6. Controlling processors and threads

Once a compset and resolution for a case has been defined, CIME provides ways to define the processor layout the case will use.

CIME cases have significant flexibility with respect to the layout of components across different hardware processors. There are up to eight unique models (atm, lnd, rof, ocn, ice, glc, wav, cpl) that are managed independently by the CIME driver, each with a unique MPI communicator. In addition, the driver runs on the union of all processors and controls the sequencing and hardware partitioning.

6.1. pe-settings for a case

CIME looks at the xml element PES_SPEC_FILE in the $CIMEROOT/config/$model/config_files.xml file to determine where to find the supported out-of-the-box model pe-settings for the primary component (See Compsets for definition of primary component.)

When your run create_newcase, CIME identifies the primary component and the setting of the PES_SPEC_FILE in the standard output.

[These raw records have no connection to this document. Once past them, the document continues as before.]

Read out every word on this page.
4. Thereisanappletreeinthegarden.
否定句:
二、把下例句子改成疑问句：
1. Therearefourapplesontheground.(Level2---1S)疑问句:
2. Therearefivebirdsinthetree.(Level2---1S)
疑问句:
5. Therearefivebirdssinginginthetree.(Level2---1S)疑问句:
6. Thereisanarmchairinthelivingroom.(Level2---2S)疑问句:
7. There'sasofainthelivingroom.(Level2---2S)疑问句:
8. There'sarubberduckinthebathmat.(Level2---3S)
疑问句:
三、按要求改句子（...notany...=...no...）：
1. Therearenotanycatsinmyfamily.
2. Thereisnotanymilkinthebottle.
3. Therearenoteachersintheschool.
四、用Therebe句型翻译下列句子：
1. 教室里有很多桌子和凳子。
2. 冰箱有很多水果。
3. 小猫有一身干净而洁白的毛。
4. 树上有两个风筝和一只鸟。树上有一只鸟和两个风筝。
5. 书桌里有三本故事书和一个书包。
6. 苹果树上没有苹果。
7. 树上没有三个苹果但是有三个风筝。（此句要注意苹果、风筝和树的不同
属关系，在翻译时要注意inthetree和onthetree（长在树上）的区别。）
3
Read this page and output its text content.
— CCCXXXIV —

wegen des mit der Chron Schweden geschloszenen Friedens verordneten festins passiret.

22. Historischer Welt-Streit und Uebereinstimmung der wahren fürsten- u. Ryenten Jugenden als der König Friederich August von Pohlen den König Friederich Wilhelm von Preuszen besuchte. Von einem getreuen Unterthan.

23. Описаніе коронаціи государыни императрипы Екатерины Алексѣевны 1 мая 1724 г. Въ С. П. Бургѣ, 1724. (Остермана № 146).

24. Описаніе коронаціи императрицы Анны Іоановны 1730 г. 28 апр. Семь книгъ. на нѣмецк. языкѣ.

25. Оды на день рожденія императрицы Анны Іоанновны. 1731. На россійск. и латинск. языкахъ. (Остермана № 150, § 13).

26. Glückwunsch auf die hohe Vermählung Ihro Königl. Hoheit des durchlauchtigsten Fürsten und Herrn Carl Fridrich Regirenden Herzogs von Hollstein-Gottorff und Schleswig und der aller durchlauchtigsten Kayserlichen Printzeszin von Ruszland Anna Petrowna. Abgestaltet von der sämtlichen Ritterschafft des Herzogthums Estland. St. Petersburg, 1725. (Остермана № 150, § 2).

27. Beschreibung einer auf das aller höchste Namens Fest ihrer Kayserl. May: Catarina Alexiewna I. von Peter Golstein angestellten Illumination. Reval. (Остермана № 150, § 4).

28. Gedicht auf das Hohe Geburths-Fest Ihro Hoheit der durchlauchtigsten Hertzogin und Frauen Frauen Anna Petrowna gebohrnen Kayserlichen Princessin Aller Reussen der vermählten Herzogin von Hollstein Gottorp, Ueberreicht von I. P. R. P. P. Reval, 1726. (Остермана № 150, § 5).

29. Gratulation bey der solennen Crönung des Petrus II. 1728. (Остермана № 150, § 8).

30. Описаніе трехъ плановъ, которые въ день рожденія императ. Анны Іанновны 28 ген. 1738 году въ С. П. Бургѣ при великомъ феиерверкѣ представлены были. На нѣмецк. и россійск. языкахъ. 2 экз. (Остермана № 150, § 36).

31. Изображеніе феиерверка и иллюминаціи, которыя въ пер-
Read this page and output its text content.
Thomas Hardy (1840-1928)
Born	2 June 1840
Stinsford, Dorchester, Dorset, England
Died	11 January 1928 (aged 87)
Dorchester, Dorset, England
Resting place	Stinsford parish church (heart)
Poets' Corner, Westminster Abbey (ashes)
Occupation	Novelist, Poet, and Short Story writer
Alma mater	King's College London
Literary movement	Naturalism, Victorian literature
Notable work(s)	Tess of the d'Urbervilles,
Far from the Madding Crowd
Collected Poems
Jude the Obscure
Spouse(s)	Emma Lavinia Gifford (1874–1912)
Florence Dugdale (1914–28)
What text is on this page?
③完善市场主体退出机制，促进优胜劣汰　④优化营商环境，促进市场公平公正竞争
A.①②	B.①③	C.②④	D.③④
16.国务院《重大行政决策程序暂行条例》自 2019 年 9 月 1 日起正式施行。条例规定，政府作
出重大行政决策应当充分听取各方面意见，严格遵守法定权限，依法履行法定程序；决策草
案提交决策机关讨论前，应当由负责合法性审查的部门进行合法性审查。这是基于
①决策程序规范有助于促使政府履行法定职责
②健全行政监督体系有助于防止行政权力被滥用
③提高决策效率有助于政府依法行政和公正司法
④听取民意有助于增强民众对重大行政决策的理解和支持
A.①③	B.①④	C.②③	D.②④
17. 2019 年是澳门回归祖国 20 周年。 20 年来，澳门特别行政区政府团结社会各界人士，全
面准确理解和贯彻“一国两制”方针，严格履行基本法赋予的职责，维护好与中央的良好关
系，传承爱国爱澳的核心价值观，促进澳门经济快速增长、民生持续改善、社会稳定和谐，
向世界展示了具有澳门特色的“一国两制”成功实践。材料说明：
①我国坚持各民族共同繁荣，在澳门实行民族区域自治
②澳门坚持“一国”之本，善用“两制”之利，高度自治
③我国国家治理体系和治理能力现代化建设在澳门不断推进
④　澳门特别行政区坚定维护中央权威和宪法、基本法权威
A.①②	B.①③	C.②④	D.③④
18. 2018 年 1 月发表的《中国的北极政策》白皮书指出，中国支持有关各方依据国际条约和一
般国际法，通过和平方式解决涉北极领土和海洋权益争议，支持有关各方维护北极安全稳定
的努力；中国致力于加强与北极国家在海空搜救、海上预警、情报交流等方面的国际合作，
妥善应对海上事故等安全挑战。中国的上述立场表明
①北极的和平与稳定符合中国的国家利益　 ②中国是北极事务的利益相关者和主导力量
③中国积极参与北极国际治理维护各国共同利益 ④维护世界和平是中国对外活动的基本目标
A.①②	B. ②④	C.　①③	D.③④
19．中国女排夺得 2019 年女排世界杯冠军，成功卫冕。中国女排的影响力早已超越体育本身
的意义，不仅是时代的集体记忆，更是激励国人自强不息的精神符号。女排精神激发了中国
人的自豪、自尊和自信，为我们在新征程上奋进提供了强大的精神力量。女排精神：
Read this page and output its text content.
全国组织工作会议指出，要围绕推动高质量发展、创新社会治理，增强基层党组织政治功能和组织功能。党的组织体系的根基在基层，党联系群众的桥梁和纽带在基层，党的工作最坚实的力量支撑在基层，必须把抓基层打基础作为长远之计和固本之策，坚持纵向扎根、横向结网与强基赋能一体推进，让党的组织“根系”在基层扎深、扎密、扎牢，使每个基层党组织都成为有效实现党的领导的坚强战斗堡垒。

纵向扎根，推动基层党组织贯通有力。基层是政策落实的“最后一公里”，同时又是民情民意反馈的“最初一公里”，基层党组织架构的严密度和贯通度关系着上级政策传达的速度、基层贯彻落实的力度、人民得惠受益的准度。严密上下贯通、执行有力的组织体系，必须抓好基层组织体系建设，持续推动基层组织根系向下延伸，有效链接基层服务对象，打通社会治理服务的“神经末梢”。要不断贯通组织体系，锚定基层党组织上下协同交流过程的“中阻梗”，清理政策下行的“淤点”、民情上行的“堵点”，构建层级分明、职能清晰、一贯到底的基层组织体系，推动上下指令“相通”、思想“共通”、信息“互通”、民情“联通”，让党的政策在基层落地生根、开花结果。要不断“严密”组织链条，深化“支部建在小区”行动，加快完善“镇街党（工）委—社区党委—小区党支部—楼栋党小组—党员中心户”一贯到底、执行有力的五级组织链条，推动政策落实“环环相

By default, each primary component has a config_pes.xml file in its cime_config directory. That file specifies out-of-the-box pe-layout for compsets that the primary component defines. Currently, the pe-layout can have dependencies on the compset, the model grid and the target machine. Finally, there might be more than one out-of-the-box pe-layout that could be used for a compset/grid/machine combination: one for a low processor setting and one for a high processor setting.

A typical entry in a config_pes.xml looks like this:

<grid name="a%T62">
  <mach name="cheyenne">
    <pes pesize="any" compset="DATM%IAF">
    .......
    </pes>
  </mach>
</grid>

Currently, the pesize can have values of [any,S,M,L,X1,X2].

Given the various dependencies, CIME uses an order of precedence to determine the optimal match. This order is as follows:

grid match

CIME first searches the grid nodes for a grid match in config_grids.xml.

The search is based on a regular expression match for the grid longname.

All grid matches are then used in the subsequent search.

If there is no grid match, all nodes that have <grid name="any"> are used in the subsequent search.
machine match

CIME next uses the list of nodes obtained in the grid match to search for the machine name using the <mach> nodes.

If there is no machine match, then all nodes with <machine name="any"> are used in the subsequent search.
pesize and compset match

CIME next uses the list of nodes obtained in the machine match to search for pesize and compset using the <pes> nodes.

If there is no match, the node with <pes pesize="any" compset="any"> is used.

When create_newcase is called, it outputs the matches that are found in determining the best out-of-the-box pe-layout.

6.2. Setting the PE layout

Optimizing the throughput and efficiency of a CIME experiment often involves customizing the processor (PE) layout. (See load balancing.) CIME provides significant flexibility with respect to the layout of components across different hardware processors. In general, the CIME components – atm, lnd, ocn, and so on – can run on overlapping or mutually unique processors. While each component is associated with a unique MPI communicator, the CIME driver runs on the union of all processors and controls the sequencing and hardware partitioning.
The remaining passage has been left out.